As we enter the holiday season, the attitude at school changes.
The excitement grows.
There is anticipation in the air.
Kids are always a little bit antsy. A little bit extra squirrely while we teachers try to make them continue to work and learn.
Why do the holidays bring out such a change in children?
Because the holidays are, unfortunately, not the season of satisfaction, but the season of want, of unmatched desire. Children everywhere are making their lists, not of things they will give, but things they are hoping to receive.
We are taught from a young age to buy, to consume, to want constantly, to never be satisfied.
And with this feverish desire to consume hovering in the air, it reminds me of yet another lesson I hope children can learn (and I can remember) in the art room.
Creating Is a Lost Art
As children, we were trained from the youngest of ages to want. And we were taught satisfaction came with receiving what we want.
As adults, we have had a difficult, if not impossible, time unlearning this. We fill every last space in our homes with things we want.
But, often, as soon as we have something, it is no longer as valuable to us. So we keep chasing after something else.
In our modern world, no one really needs to create anything.
We don’t need to create our own food or clothing.
We don’t need to create beautiful words or pictures or stories.

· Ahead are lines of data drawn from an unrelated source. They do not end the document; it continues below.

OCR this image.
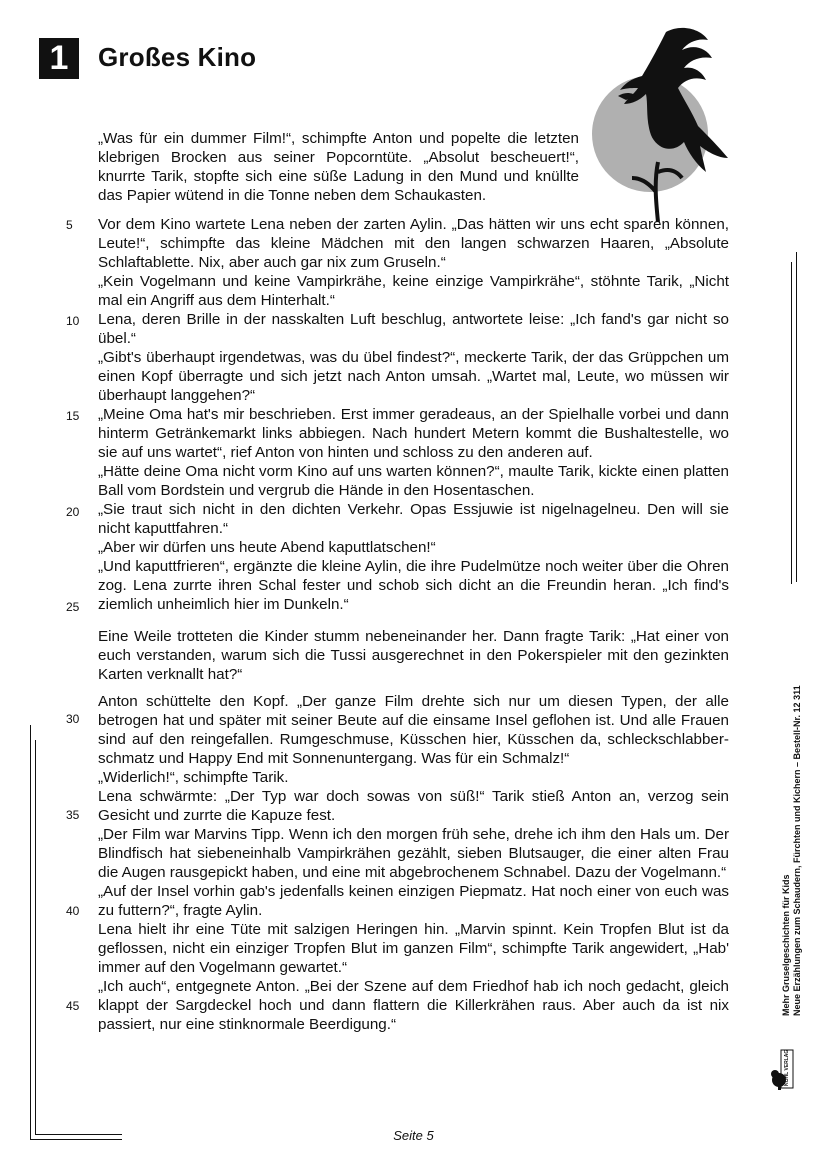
1	Großes Kino

„Was für ein dummer Film!“, schimpfte Anton und popelte die letzten klebrigen Brocken aus seiner Popcorntüte. „Absolut bescheuert!“, knurrte Tarik, stopfte sich eine süße Ladung in den Mund und knüllte das Papier wütend in die Tonne neben dem Schaukasten.

Vor dem Kino wartete Lena neben der zarten Aylin. „Das hätten wir uns echt sparen können, Leute!“, schimpfte das kleine Mädchen mit den langen schwarzen Haaren, „Absolute Schlaftablette. Nix, aber auch gar nix zum Gruseln.“

„Kein Vogelmann und keine Vampirkrähe, keine einzige Vampirkrähe“, stöhnte Tarik, „Nicht mal ein Angriff aus dem Hinterhalt.“

Lena, deren Brille in der nasskalten Luft beschlug, antwortete leise: „Ich fand's gar nicht so übel.“

„Gibt's überhaupt irgendetwas, was du übel findest?“, meckerte Tarik, der das Grüppchen um einen Kopf überragte und sich jetzt nach Anton umsah. „Wartet mal, Leute, wo müssen wir überhaupt langgehen?“

„Meine Oma hat's mir beschrieben. Erst immer geradeaus, an der Spielhalle vorbei und dann hinterm Getränkemarkt links abbiegen. Nach hundert Metern kommt die Bushaltestelle, wo sie auf uns wartet“, rief Anton von hinten und schloss zu den anderen auf.

„Hätte deine Oma nicht vorm Kino auf uns warten können?“, maulte Tarik, kickte einen platten Ball vom Bordstein und vergrub die Hände in den Hosentaschen.

„Sie traut sich nicht in den dichten Verkehr. Opas Essjuwie ist nigelnagelneu. Den will sie nicht kaputtfahren.“

„Aber wir dürfen uns heute Abend kaputtlatschen!“

„Und kaputtfrieren“, ergänzte die kleine Aylin, die ihre Pudelmütze noch weiter über die Ohren zog. Lena zurrte ihren Schal fester und schob sich dicht an die Freundin heran. „Ich find's ziemlich unheimlich hier im Dunkeln.“

Eine Weile trotteten die Kinder stumm nebeneinander her. Dann fragte Tarik: „Hat einer von euch verstanden, warum sich die Tussi ausgerechnet in den Pokerspieler mit den gezinkten Karten verknallt hat?“

Anton schüttelte den Kopf. „Der ganze Film drehte sich nur um diesen Typen, der alle betrogen hat und später mit seiner Beute auf die einsame Insel geflohen ist. Und alle Frauen sind auf den reingefallen. Rumgeschmuse, Küsschen hier, Küsschen da, schleckschlabber-schmatz und Happy End mit Sonnenuntergang. Was für ein Schmalz!“

„Widerlich!“, schimpfte Tarik.

Lena schwärmte: „Der Typ war doch sowas von süß!“ Tarik stieß Anton an, verzog sein Gesicht und zurrte die Kapuze fest.

„Der Film war Marvins Tipp. Wenn ich den morgen früh sehe, drehe ich ihm den Hals um. Der Blindfisch hat siebeneinhalb Vampirkrähen gezählt, sieben Blutsauger, die einer alten Frau die Augen rausgepickt haben, und eine mit abgebrochenem Schnabel. Dazu der Vogelmann.“

„Auf der Insel vorhin gab's jedenfalls keinen einzigen Piepmatz. Hat noch einer von euch was zu futtern?“, fragte Aylin.

Lena hielt ihr eine Tüte mit salzigen Heringen hin. „Marvin spinnt. Kein Tropfen Blut ist da geflossen, nicht ein einziger Tropfen Blut im ganzen Film“, schimpfte Tarik angewidert, „Hab' immer auf den Vogelmann gewartet.“

„Ich auch“, entgegnete Anton. „Bei der Szene auf dem Friedhof hab ich noch gedacht, gleich klappt der Sargdeckel hoch und dann flattern die Killerkrähen raus. Aber auch da ist nix passiert, nur eine stinknormale Beerdigung.“

5
10
15
20
25
30
35
40
45	Mehr Gruselgeschichten für Kids Neue Erzählungen zum Schaudern, Fürchten und Kichern – Bestell-Nr. 12 311
KOHL VERLAG
Seite 5
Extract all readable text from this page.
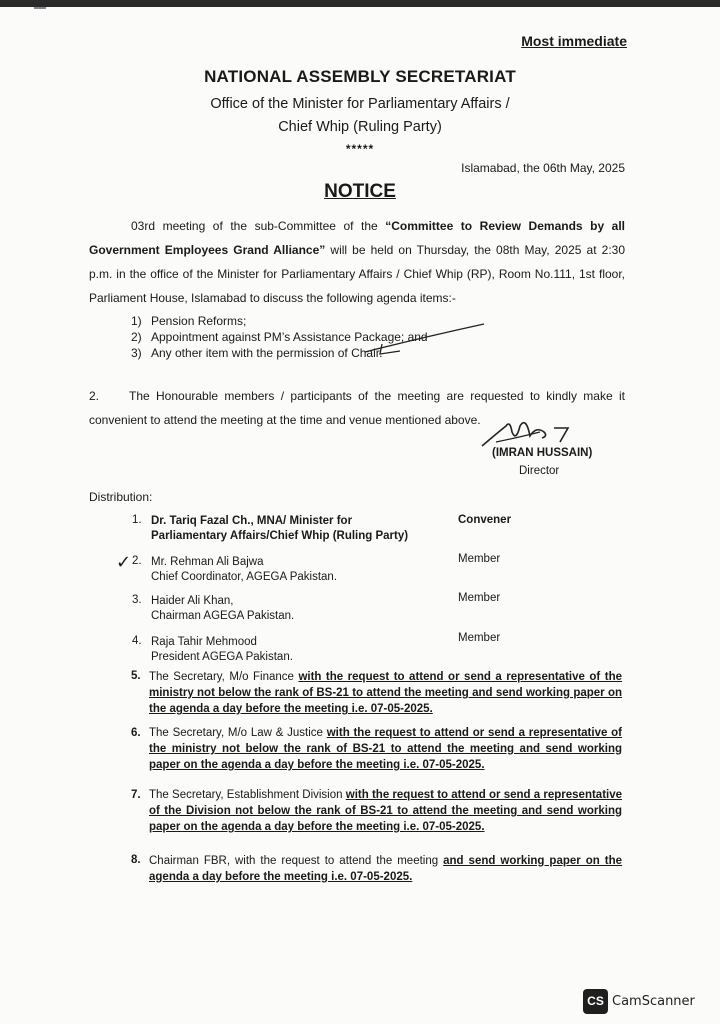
Most immediate
NATIONAL ASSEMBLY SECRETARIAT
Office of the Minister for Parliamentary Affairs /
Chief Whip (Ruling Party)
*****
Islamabad, the 06th May, 2025
NOTICE
03rd meeting of the sub-Committee of the “Committee to Review Demands by all Government Employees Grand Alliance” will be held on Thursday, the 08th May, 2025 at 2:30 p.m. in the office of the Minister for Parliamentary Affairs / Chief Whip (RP), Room No.111, 1st floor, Parliament House, Islamabad to discuss the following agenda items:-
1) Pension Reforms;
2) Appointment against PM’s Assistance Package; and
3) Any other item with the permission of Chair.
2. The Honourable members / participants of the meeting are requested to kindly make it convenient to attend the meeting at the time and venue mentioned above.
(IMRAN HUSSAIN)
Director
Distribution:
1. Dr. Tariq Fazal Ch., MNA/ Minister for
Parliamentary Affairs/Chief Whip (Ruling Party)
Convener
✓ 2. Mr. Rehman Ali Bajwa
Chief Coordinator, AGEGA Pakistan.
Member
3. Haider Ali Khan,
Chairman AGEGA Pakistan.
Member
4. Raja Tahir Mehmood
President AGEGA Pakistan.
Member
5. The Secretary, M/o Finance with the request to attend or send a representative of the ministry not below the rank of BS-21 to attend the meeting and send working paper on the agenda a day before the meeting i.e. 07-05-2025.
6. The Secretary, M/o Law & Justice with the request to attend or send a representative of the ministry not below the rank of BS-21 to attend the meeting and send working paper on the agenda a day before the meeting i.e. 07-05-2025.
7. The Secretary, Establishment Division with the request to attend or send a representative of the Division not below the rank of BS-21 to attend the meeting and send working paper on the agenda a day before the meeting i.e. 07-05-2025.
8. Chairman FBR, with the request to attend the meeting and send working paper on the agenda a day before the meeting i.e. 07-05-2025.
CS CamScanner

We don’t need to create worship.
Someone else can do all of these things for us in our highly specialized society. We are well-practiced in taking, taking, taking, but hardly ever making.
Creating is a lost art.
Creating Makes You Generous
What brings me so much joy about teaching little hands to draw and little minds to think in colors and textures is that it is all an exercise in creating, an activity that seems downright unusual in a world obsessed with consuming.